According to Fitbit, it was the first time they had heard of their product doing a pregnancy reveal, but added it wasn't far-fetched, since the heart rate can reveal so much about a person's health.

A number of people gain weight with it

It's safe to say that most people who have a Fitbit are trying to get healthier, but some studies have shown that wearing a fitness tracker might not help as much as you're expecting. In fact, some people report their weight going in the other direction.

It's not the Fitbit's fault, though. When the University of Pittsburgh looked at 470 people who were all instructed to go on a low-calorie diet and exercise more than usual, they found that the half that followed instructions on their own lost more weight. Half the group — those that were given fitness tracking devices (that weren't Fitbit brand) — lost less weight.
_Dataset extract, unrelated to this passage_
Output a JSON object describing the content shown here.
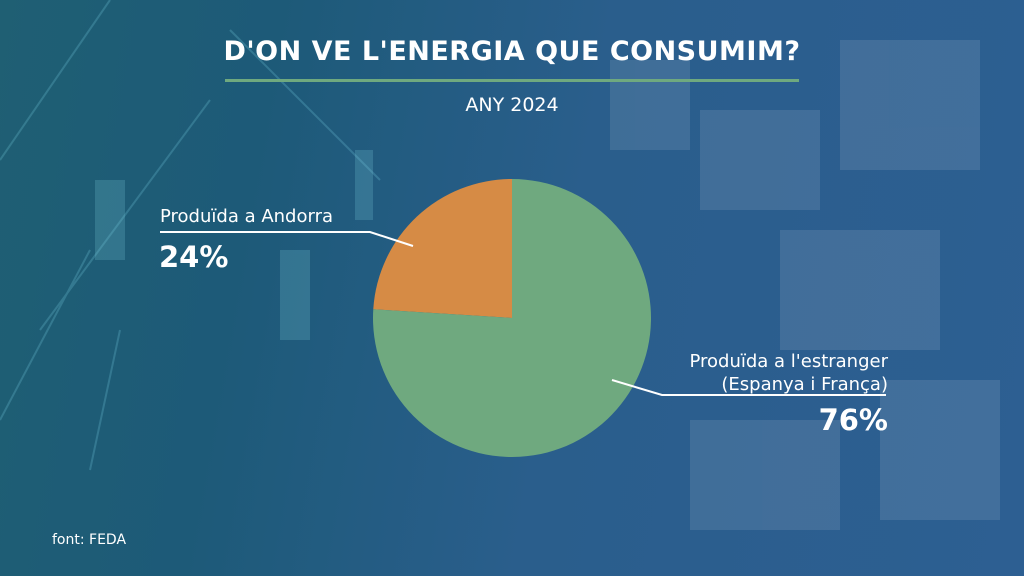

They suggested a few reasons, including the idea that hitting goals might make people feel they can eat more than they would have normally. There's also the idea that missing goals can be discouraging for some people, and that outweighs the motivating factor that's supposed to drive the idea.

It's as much about psychology as physiology

Let's face it, we all want dieting, weight loss, and getting healthier to be easy. The idea that there's something we can strap on our wrists to tell us what to do to get to our goals is an incredibly attractive idea. But given there's a whole host of factors your Fitbit just can't keep track of… what's the bottom line?

Psychology. While the technology inside your Fitbit is incredible, it's the psychological factors at work that are going to get you where you want to be. Part of it comes with the motivation that happens when you see yourself steadily improving. When you have a concrete measurement that allows you to see you're doing better, you're more motivated to keep going.

It also helps you to pay more attention to what you're doing every day, whether that's going for a run or sitting at your desk. Behaviors that are otherwise not a big deal are suddenly divided into exercise and not exercise, and it's that consciousness about what we do and what we put into our bodies that's going to make the real difference. Can you do all that without a Fitbit? Sure. But you have to admit, turning your get-healthy goals into a game is almost impossible to resist.